The Windows application NUIA Full Focus directs the user's gaze towards the camera during video calls. In this way, it conveys constant eye contact to the conversation partner, even if the user is studying something else on the screen.
The NUIA software detects when the user briefly looks at a previously configured screen area via the associated eye tracker attached to the screen and copies this automatically or at the press of a key into the so-called sweet spot. This is the screen area directly below the camera position when it is attached to the upper edge of the screen as usual. There, the NUIA user can still view what he wants, but looks in the direction of the camera and establishes direct eye contact to his conversation partners.
Since several screen areas of different sizes can be marked for copying, users can also conveniently view changing content in the sweet spot during the video call, such as the business chart currently being discussed or the video stream of the video conferencing software.

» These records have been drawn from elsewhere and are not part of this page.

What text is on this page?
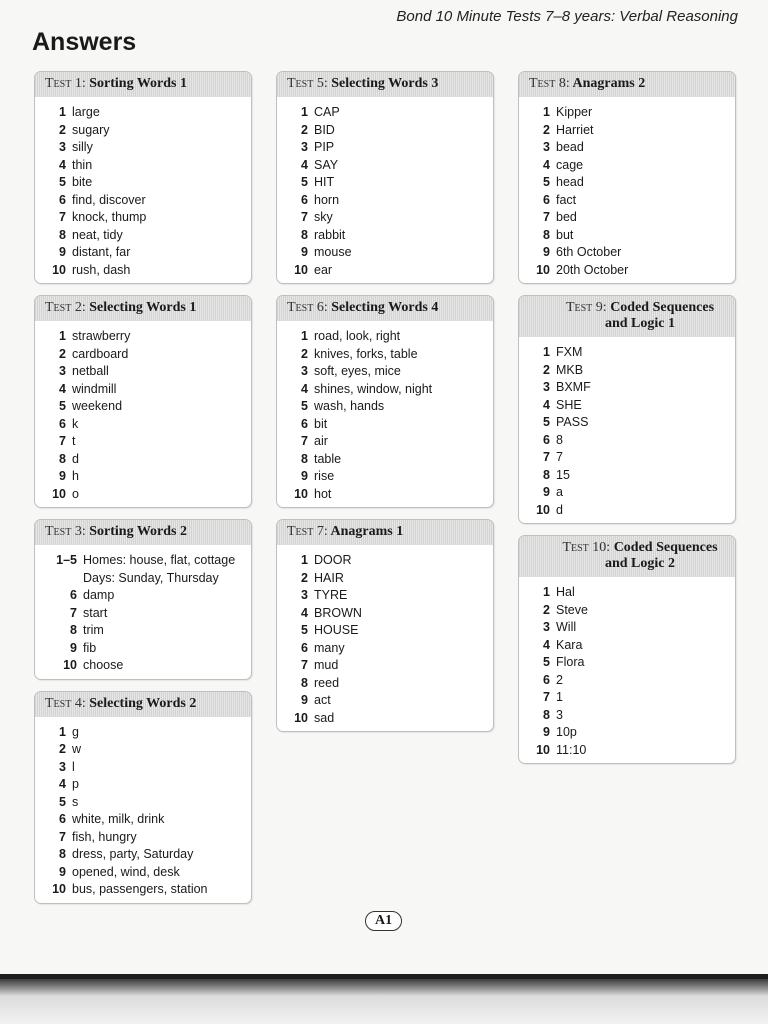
Bond 10 Minute Tests 7–8 years: Verbal Reasoning
Answers
Test 1: Sorting Words 1
1 large
2 sugary
3 silly
4 thin
5 bite
6 find, discover
7 knock, thump
8 neat, tidy
9 distant, far
10 rush, dash
Test 2: Selecting Words 1
1 strawberry
2 cardboard
3 netball
4 windmill
5 weekend
6 k
7 t
8 d
9 h
10 o
Test 3: Sorting Words 2
1–5 Homes: house, flat, cottage
Days: Sunday, Thursday
6 damp
7 start
8 trim
9 fib
10 choose
Test 4: Selecting Words 2
1 g
2 w
3 l
4 p
5 s
6 white, milk, drink
7 fish, hungry
8 dress, party, Saturday
9 opened, wind, desk
10 bus, passengers, station
Test 5: Selecting Words 3
1 CAP
2 BID
3 PIP
4 SAY
5 HIT
6 horn
7 sky
8 rabbit
9 mouse
10 ear
Test 6: Selecting Words 4
1 road, look, right
2 knives, forks, table
3 soft, eyes, mice
4 shines, window, night
5 wash, hands
6 bit
7 air
8 table
9 rise
10 hot
Test 7: Anagrams 1
1 DOOR
2 HAIR
3 TYRE
4 BROWN
5 HOUSE
6 many
7 mud
8 reed
9 act
10 sad
Test 8: Anagrams 2
1 Kipper
2 Harriet
3 bead
4 cage
5 head
6 fact
7 bed
8 but
9 6th October
10 20th October
Test 9: Coded Sequences and Logic 1
1 FXM
2 MKB
3 BXMF
4 SHE
5 PASS
6 8
7 7
8 15
9 a
10 d
Test 10: Coded Sequences and Logic 2
1 Hal
2 Steve
3 Will
4 Kara
5 Flora
6 2
7 1
8 3
9 10p
10 11:10
A1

The detection range of the included eye tracker covers all viewing directions of the user on one large monitor or on two neighbouring monitors. Unfortunately, the software does not copy content from a second monitor.
Another disadvantage arises with devices that have the camera placed directly above the keyboard: With these, the sweet spot can at best be placed just above the camera and the user always seems to fixate a point above the face of the conversation partner(s) during a chat. This then comes across as snooty.
At least the software gives a hint when the caller turns away from the camera for a longer period of time or assumes an unfavourable sitting position, so the conversation partners might feel ignored.
Independent of video calls, the so-called mouse teleport proves itself: If you nudge the mouse pointer a bit in the direction of a currently targeted button, it jumps exactly there without having to carefully align it with the mouse.
When installing the Tobii driver software and then again when configuring the NUIA application, you have to calibrate the Eye Tracker. This is done by aiming at or clicking on successively displayed target points on the screen. Devices with reasonably up-to-date CPUs, such as a third-generation Intel Core i5, worked sufficiently precisely in the test; older devices at least required additional calibration runs, and the NUIA software sometimes refused to work completely.
If the computing power is sufficient, NUIA Full Focus proves to be an extremely practical tool for video calls and conferences. The larger the monitor, the more leeway you gain for copy-able image areas.